Citation, DOI & article data
Presentation of an inflamed subhepatic appendix is exceedingly uncommon, representing only 0.08% of all cases of appendicitis 1.
Appendicitis located in the RUQ often presents atypically compared to classical appendicitis. Cases of subhepatic appendicitis can present with pain in the RUQ and epigastric region in sharp contrast to the RLQ pain typically seen in a more commonly placed appendicitis 2. The unusual presentation can mimic pathology of gastric or hepatobiliary origin.

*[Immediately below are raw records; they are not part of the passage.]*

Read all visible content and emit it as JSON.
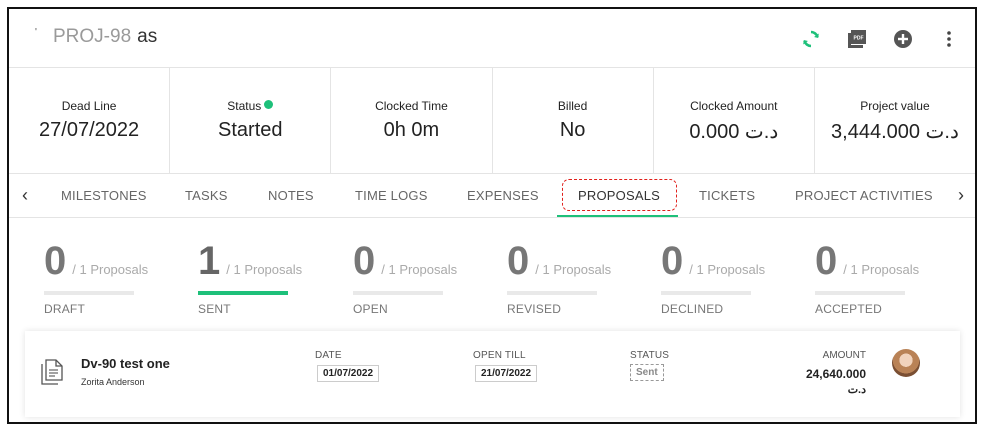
{
  "header": {
    "mark": "'",
    "project_code": "PROJ-98",
    "project_suffix": "as",
    "icons": [
      "refresh-icon",
      "pdf-icon",
      "add-icon",
      "more-vertical-icon"
    ]
  },
  "stats": [
    {
      "label": "Dead Line",
      "value": "27/07/2022"
    },
    {
      "label": "Status",
      "value": "Started"
    },
    {
      "label": "Clocked Time",
      "value": "0h 0m"
    },
    {
      "label": "Billed",
      "value": "No"
    },
    {
      "label": "Clocked Amount",
      "value": "د.ت 0.000"
    },
    {
      "label": "Project value",
      "value": "د.ت 3,444.000"
    }
  ],
  "tabs": [
    "MILESTONES",
    "TASKS",
    "NOTES",
    "TIME LOGS",
    "EXPENSES",
    "PROPOSALS",
    "TICKETS",
    "PROJECT ACTIVITIES"
  ],
  "active_tab": "PROPOSALS",
  "counters": [
    {
      "count": "0",
      "total": "/ 1 Proposals",
      "label": "DRAFT"
    },
    {
      "count": "1",
      "total": "/ 1 Proposals",
      "label": "SENT"
    },
    {
      "count": "0",
      "total": "/ 1 Proposals",
      "label": "OPEN"
    },
    {
      "count": "0",
      "total": "/ 1 Proposals",
      "label": "REVISED"
    },
    {
      "count": "0",
      "total": "/ 1 Proposals",
      "label": "DECLINED"
    },
    {
      "count": "0",
      "total": "/ 1 Proposals",
      "label": "ACCEPTED"
    }
  ],
  "proposal": {
    "title": "Dv-90  test one",
    "client": "Zorita Anderson",
    "date_label": "DATE",
    "date": "01/07/2022",
    "open_till_label": "OPEN TILL",
    "open_till": "21/07/2022",
    "status_label": "STATUS",
    "status": "Sent",
    "amount_label": "AMOUNT",
    "amount": "24,640.000",
    "currency": "د.ت"
  },
  "colors": {
    "accent": "#1ec07a",
    "highlight": "#e0201c"
  }
}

During normal development of the gastrointestinal tract, the primitive gut undergoes rotation resulting in the appendix entering the subhepatic region before descending as the colon elongates 2. The appendix completely enters the RLQ roughly by 4 months of age 3. Malrotation of the gut results in the appendix remaining in a subhepatic position thus leading to an appendicitis located in the upper abdomen should it become inflamed.
On ultrasound, a subhepatic position of the appendix may demonstrate dilated loops of ileum in the right lower abdomen with a vermiform structure present in the right upper abdomen 2.
CT will demonstrate mural thickening and enhancement of the appendix within the right hypogastrium. There may also be fluid collecting within the right paracolic gutter and subhepatic space 4.
History and etymology
Subhepatic appendicitis was first reported in 1863 3.